The placement and size of personal workspaces must align with your company’s organizational culture. Each private office, workstation, and support area must reflect the specific job functions, i.e., appropriately sized work surfaces, storage space, etc. Not all employees have the same responsibilities, and not all require the same type and size of the personal workspace. When in doubt, make it ‘roomier.’

Privacy

Today’s interior design themes are intended to foster greater open office collaboration. Then again, you must balance collaboration with concentration by setting aside ‘quiet’ rooms and booths to manage productivity-killing interruptions and distractions.

Acoustics

‘Collaborative’ furniture systems only work when ambient noise is effectively managed. We suggest installing high-grade acoustic ceiling tiles and sound masking systems while limiting hard floor areas.

Air Quality

As the walls separating employees make way for open office collaboration, employee density increases.
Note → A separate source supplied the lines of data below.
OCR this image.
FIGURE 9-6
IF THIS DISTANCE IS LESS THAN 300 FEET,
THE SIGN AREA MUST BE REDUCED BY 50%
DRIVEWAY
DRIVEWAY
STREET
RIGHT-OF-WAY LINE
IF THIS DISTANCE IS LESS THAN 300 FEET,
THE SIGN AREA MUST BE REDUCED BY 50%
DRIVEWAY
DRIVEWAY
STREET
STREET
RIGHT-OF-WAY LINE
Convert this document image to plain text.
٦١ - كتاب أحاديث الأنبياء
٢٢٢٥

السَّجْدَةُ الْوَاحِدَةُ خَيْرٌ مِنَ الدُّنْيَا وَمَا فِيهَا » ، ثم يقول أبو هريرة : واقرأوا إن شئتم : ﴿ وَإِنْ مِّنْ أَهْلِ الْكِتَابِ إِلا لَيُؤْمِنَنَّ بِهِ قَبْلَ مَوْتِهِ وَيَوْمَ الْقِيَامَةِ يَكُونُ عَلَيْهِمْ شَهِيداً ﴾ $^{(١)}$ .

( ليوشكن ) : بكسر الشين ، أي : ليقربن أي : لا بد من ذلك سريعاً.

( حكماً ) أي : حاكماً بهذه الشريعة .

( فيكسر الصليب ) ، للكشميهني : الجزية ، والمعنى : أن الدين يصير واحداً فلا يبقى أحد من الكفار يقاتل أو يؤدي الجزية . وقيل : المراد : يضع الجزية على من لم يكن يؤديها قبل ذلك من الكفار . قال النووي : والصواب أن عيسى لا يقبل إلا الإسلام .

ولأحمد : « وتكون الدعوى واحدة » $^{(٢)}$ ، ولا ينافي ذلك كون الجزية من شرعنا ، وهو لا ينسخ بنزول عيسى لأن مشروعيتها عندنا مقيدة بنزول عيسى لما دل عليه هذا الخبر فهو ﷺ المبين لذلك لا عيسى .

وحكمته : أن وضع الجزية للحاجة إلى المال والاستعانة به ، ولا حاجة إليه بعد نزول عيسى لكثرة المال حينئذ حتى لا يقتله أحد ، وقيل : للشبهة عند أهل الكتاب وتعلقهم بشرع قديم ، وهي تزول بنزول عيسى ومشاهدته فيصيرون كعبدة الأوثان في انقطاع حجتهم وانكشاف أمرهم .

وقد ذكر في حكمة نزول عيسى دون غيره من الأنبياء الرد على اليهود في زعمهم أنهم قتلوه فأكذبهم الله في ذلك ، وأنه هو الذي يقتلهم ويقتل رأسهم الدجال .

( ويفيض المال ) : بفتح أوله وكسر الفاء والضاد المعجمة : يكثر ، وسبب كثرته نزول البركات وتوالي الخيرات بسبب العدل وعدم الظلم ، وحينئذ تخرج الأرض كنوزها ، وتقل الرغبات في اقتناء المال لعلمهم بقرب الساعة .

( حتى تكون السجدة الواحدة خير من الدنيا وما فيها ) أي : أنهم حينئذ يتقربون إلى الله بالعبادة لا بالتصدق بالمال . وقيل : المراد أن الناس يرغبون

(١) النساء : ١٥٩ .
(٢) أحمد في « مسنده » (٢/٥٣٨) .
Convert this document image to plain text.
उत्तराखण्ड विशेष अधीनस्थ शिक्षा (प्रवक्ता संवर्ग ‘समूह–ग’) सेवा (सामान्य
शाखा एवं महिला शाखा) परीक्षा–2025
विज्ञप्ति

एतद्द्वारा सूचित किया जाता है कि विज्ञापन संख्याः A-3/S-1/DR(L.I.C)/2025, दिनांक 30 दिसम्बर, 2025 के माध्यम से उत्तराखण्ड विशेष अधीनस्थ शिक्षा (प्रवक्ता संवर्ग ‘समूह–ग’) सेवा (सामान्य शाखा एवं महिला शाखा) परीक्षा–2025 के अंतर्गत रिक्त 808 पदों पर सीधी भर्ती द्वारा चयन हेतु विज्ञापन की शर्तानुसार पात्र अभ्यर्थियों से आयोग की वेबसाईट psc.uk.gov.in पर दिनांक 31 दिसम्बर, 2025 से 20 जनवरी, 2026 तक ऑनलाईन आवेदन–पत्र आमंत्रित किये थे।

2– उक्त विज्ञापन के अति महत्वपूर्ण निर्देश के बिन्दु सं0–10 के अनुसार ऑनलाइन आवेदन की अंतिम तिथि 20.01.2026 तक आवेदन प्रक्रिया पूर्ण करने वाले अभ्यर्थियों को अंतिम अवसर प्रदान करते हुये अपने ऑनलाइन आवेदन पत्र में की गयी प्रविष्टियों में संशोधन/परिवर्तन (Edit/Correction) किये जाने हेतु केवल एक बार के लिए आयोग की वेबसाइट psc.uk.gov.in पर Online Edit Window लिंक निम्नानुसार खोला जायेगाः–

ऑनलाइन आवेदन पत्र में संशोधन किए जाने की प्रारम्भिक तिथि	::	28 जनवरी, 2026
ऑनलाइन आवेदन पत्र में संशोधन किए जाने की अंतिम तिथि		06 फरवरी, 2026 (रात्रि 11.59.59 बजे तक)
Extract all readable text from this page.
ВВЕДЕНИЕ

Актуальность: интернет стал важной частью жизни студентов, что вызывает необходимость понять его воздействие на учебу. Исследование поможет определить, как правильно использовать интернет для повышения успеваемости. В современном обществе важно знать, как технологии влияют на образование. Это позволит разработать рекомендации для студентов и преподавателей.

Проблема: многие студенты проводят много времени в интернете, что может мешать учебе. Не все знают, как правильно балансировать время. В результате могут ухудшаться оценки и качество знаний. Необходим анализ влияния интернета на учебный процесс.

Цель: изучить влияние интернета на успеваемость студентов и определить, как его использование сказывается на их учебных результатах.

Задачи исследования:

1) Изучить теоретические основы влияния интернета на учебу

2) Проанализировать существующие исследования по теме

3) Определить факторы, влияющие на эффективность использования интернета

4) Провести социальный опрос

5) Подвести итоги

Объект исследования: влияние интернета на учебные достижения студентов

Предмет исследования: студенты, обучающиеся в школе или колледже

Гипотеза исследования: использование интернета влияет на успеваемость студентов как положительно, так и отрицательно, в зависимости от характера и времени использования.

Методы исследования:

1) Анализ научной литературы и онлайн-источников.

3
Unfortunately, most mechanical systems (HVAC) are designed for 1 employee per 150 square feet. Reducing this ratio jeopardizes airflow and diminishes indoor air quality (IAQ). If you add more staff, check if the HVAC system’s capacity will correspond to the intended employee density.

Lighting

Rather than flooding a bullpen with conventional ceiling LED lighting fixtures, it is more energy efficient and practical to install pendant fixtures that deliver light directly onto the employee’s work surface. Also, to instill a greater sense of ‘openness,’ install vision panels in modular and hard wall partitioning, allowing natural light to filter throughout the suite.

Support Space

Conference and file rooms were yesterday’s support space, but today we have an array of quiet rooms, meeting rooms, lounge areas, and resource/information centers. Conference rooms with high-back chairs and enormous tables have yielded to multi-purpose rooms with ‘group furnishings.’

Technology

As more files are transmitted to the ‘cloud,’ IT rooms have shrunk, along with the need for expensive supplemental HVAC and fire suppression systems. Wireless devices, however, have yet to eliminate cables and related electrical wiring. Consequently, before the hard wall partitioning is installed, develop a furniture plan to locate outlets, switches, and panel boxes to be sure they align with the furniture and office equipment.

Final Thoughts

Workplace design plays a prominent role in your company’s productivity. After selecting an office building, take time to design your office suite because mistakes are long-term and ‘do-overs’ expensive.